На следующий день они вели себя так, будто поссорились ночью из-за какой-то чепухи, которую и не вспомнишь теперь, распалились и – слово за слово – разругались, а утром, чувствуя себя виноватыми и боясь взглянуть друг на друга, молчат каждый сам по себе, смущаются, но и вины загладить не спешат; ходят, слоняются неприкаянно, если и произносят слово, то лишь по нужде, по делу, и тут же умолкают вновь, и бедный дом их кажется необитаемым.

Всю ночь она не сомкнула глаз. Понимала: горестным криком своим если и не выдала себя, то уж наверняка озадачила Уако, заставила думать, что в семье его происходит что-то неладное, необъяснимое. Ей представилось, как сегодня, завтра, в ближайшее время он отведет в сторону Доме и его жену, они поговорят, а потом позовут ее и спросят – кто ты такая и что тебе здесь нужно? Они обратятся к ней, как к посторонней, не понимая, что она не может больше жить, таясь от собственного сына.

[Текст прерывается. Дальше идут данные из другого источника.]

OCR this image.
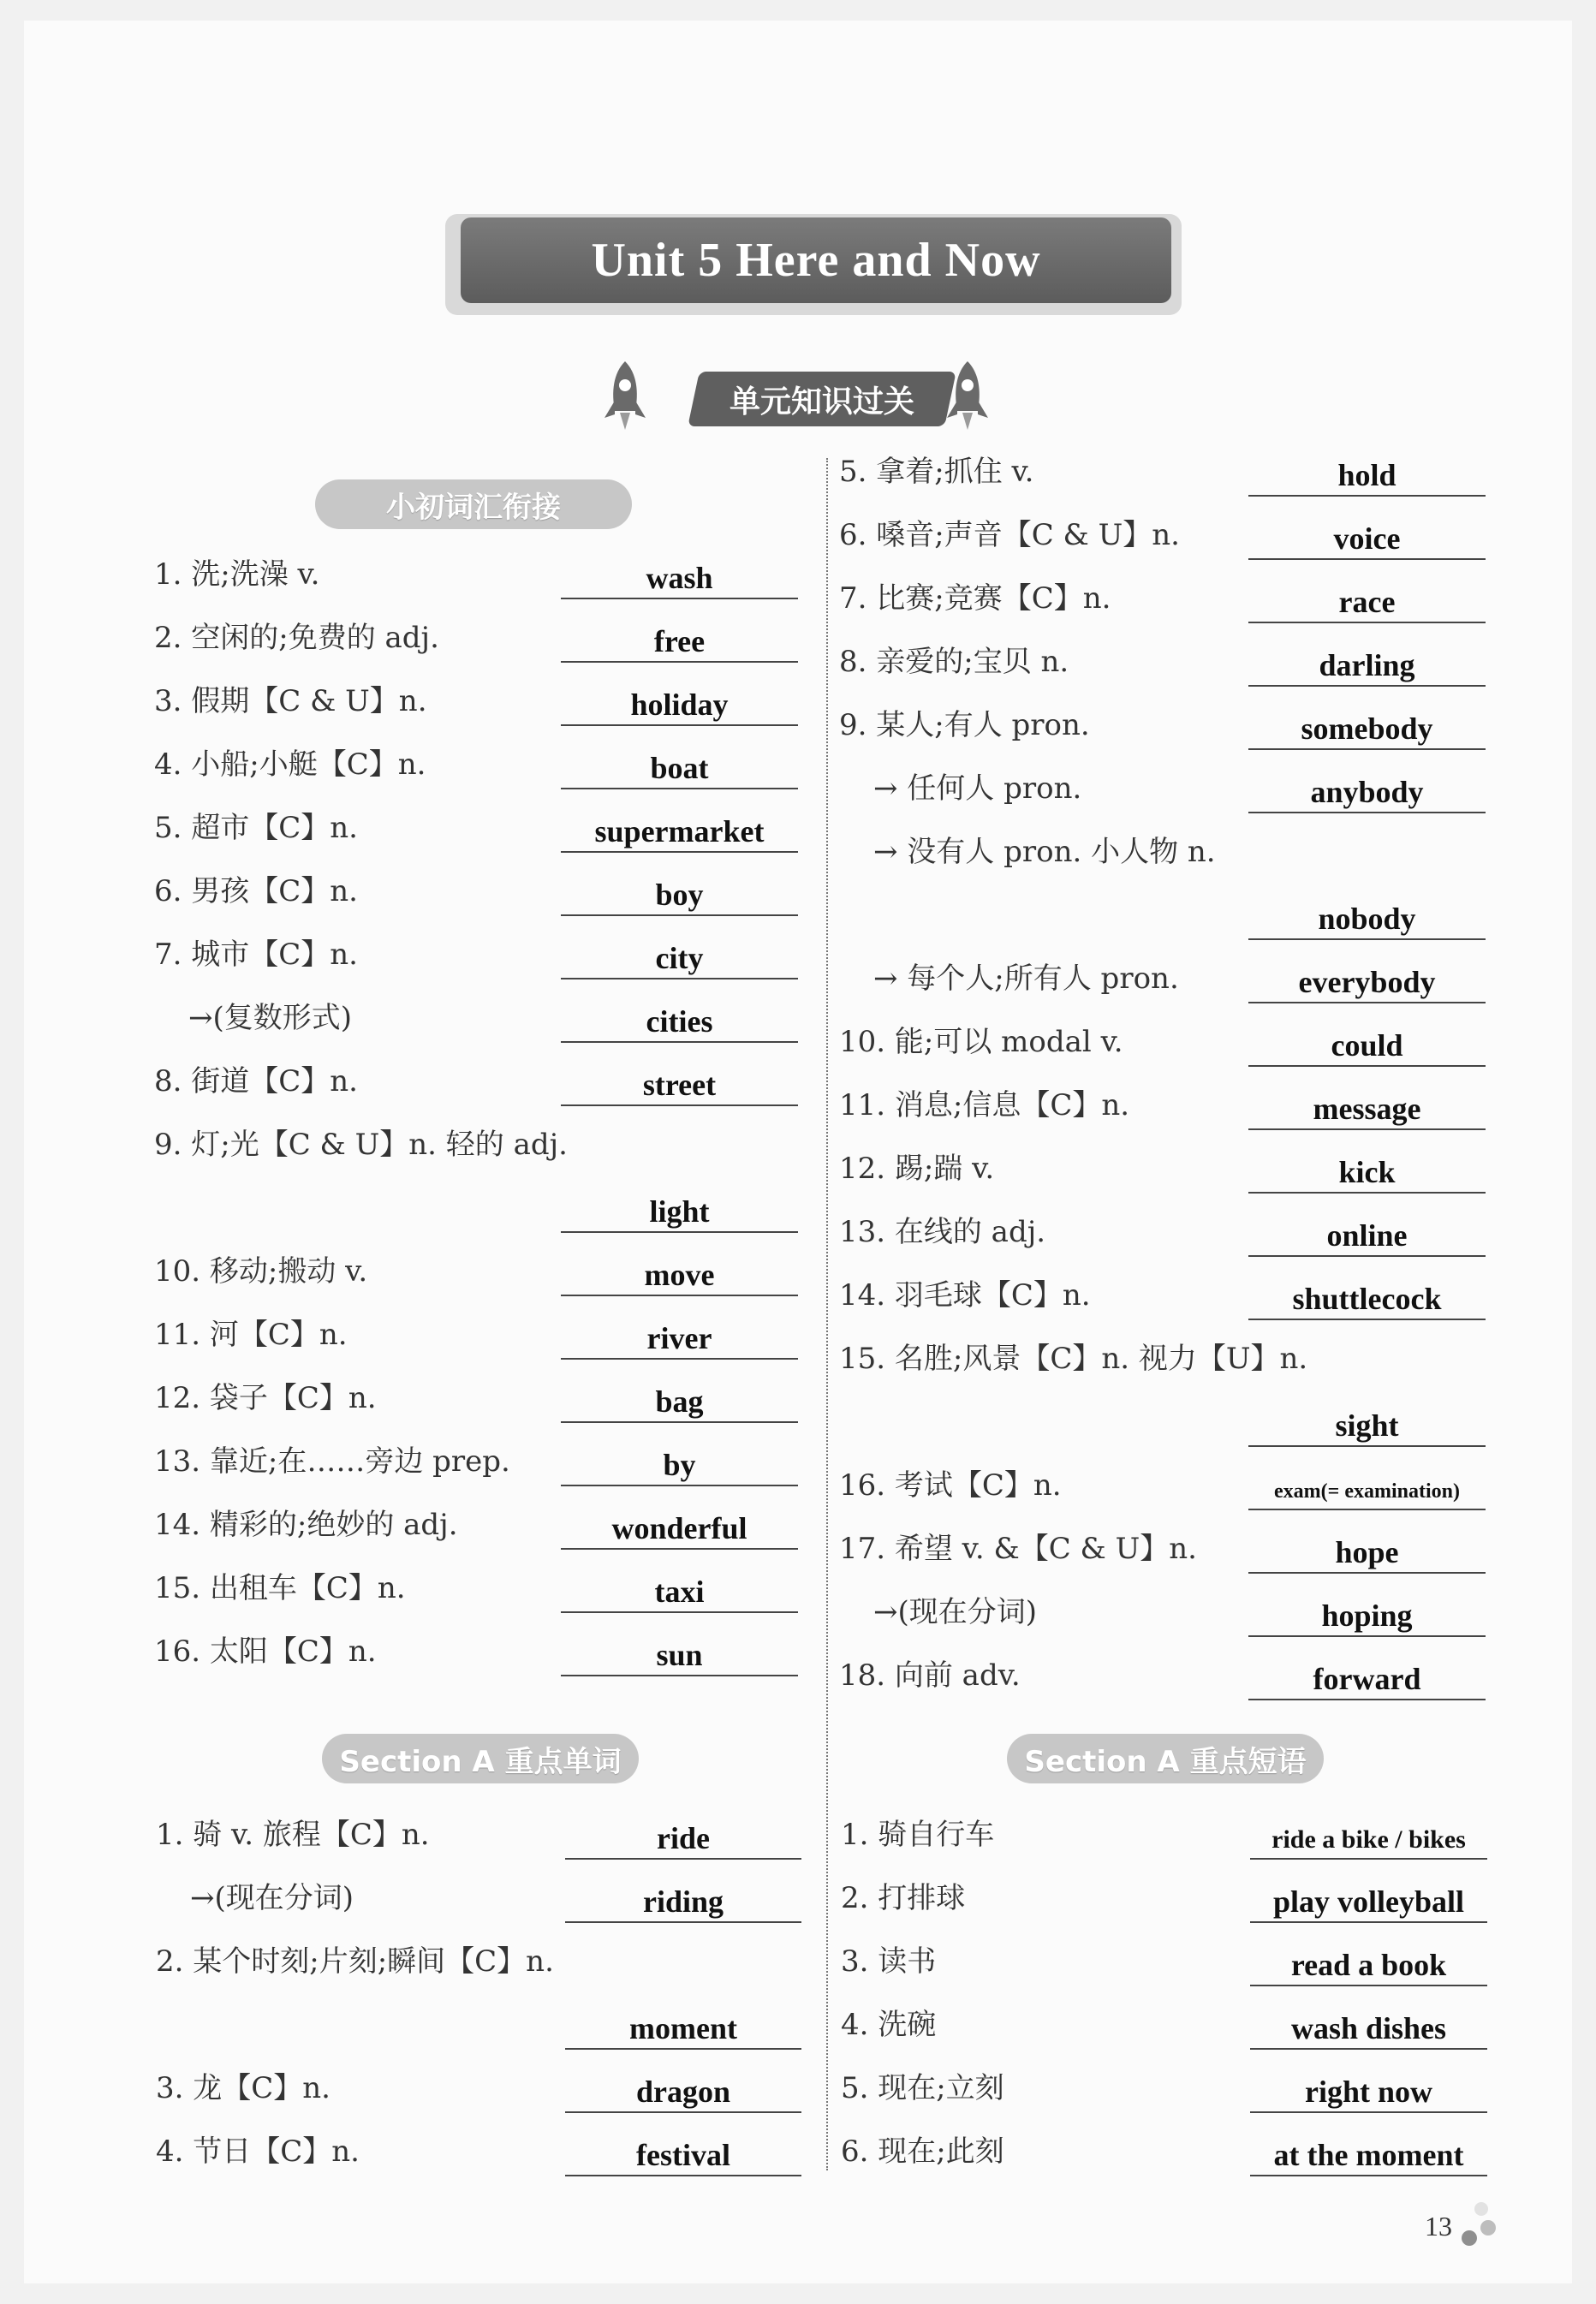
Unit 5 Here and Now
单元知识过关
小初词汇衔接
Section A 重点单词	Section A 重点短语
1. 洗;洗澡 v.	wash
2. 空闲的;免费的 adj.	free
3. 假期【C & U】n.	holiday
4. 小船;小艇【C】n.	boat
5. 超市【C】n.	supermarket
6. 男孩【C】n.	boy
7. 城市【C】n.	city
→(复数形式)	cities
8. 街道【C】n.	street
9. 灯;光【C & U】n. 轻的 adj.
light
10. 移动;搬动 v.	move
11. 河【C】n.	river
12. 袋子【C】n.	bag
13. 靠近;在……旁边 prep.	by
14. 精彩的;绝妙的 adj.	wonderful
15. 出租车【C】n.	taxi
16. 太阳【C】n.	sun
1. 骑 v. 旅程【C】n.	ride
→(现在分词)	riding
2. 某个时刻;片刻;瞬间【C】n.
moment
3. 龙【C】n.	dragon
4. 节日【C】n.	festival
5. 拿着;抓住 v.	hold
6. 嗓音;声音【C & U】n.	voice
7. 比赛;竞赛【C】n.	race
8. 亲爱的;宝贝 n.	darling
9. 某人;有人 pron.	somebody
→ 任何人 pron.	anybody
→ 没有人 pron. 小人物 n.
nobody
→ 每个人;所有人 pron.	everybody
10. 能;可以 modal v.	could
11. 消息;信息【C】n.	message
12. 踢;踹 v.	kick
13. 在线的 adj.	online
14. 羽毛球【C】n.	shuttlecock
15. 名胜;风景【C】n. 视力【U】n.
sight
16. 考试【C】n.	exam(= examination)
17. 希望 v. &【C & U】n.	hope
→(现在分词)	hoping
18. 向前 adv.	forward
1. 骑自行车	ride a bike / bikes
2. 打排球	play volleyball
3. 读书	read a book
4. 洗碗	wash dishes
5. 现在;立刻	right now
6. 现在;此刻	at the moment
13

“Ну и пусть! Пусть знают, что Доме мой сын, – подстегивала она себя. – Пусть знают, что я не чужая, я родная мать Доме. Не беспризорная, не бездомная, потому что у меня есть сын и внучата”.

“Теперь, – словно споря с кем-то, продолжала она, – когда я нашла сына, почему я должна таиться от кого-то? Если другие считают его своим, почему родная мать должна остаться обездоленной? Чужой человек присвоил моего сына и внучат, а я должна смотреть на это и завидовать? Кто, кроме меня имеет право на моего сына, которого я выносила и выкормила, на мою кровь и плоть?”

Она не могла сомкнуть глаз, ворочалась в постели, стараясь не шуметь, чтобы Уако не слышал, не знал о ее терзаниях. Труднее было сдержать стоны, рвущиеся из измученного сердца. Вторя им, скрипела и кровать. Уако просыпался, спрашивал сонным голосом:

– Что с тобой? Тебе плохо?

– Хуже некуда, – отвечала она. – Хуже некуда.

Вчера само горе ее вырвалось из груди громким криком, вся печаль ее долгой жизни. Уако не понял этого и не мог понять, лишь заподозрил ee в чем-то, неладное почуял, и она знала, что ей не в чем его винить, но все же чувствовала себя обиженной, словно он пытался лишить ее чегото, отнять то, что она бережно хранила в душе. Боясь сказать это вслух, она корила его про себя:

“Ты спрашиваешь, плохо ли мне? Хуже некуда, вот мой ответ. Завладел моим сыном, моими внучками, а я осталась ни с чем. Ты даже плакать мне не разрешаешь. Может, и мной хочешь владеть? Уже владеешь. Муж. Хозяин”…

Сердце болело, требовало свое, и она злилась на того, кто спас ее сына, вернул его к жизни, злилась так, будто он покусился на ее родительские чувства. Старый Уако, не зная, как подойти к ней, лишь смущенно отмалчивался.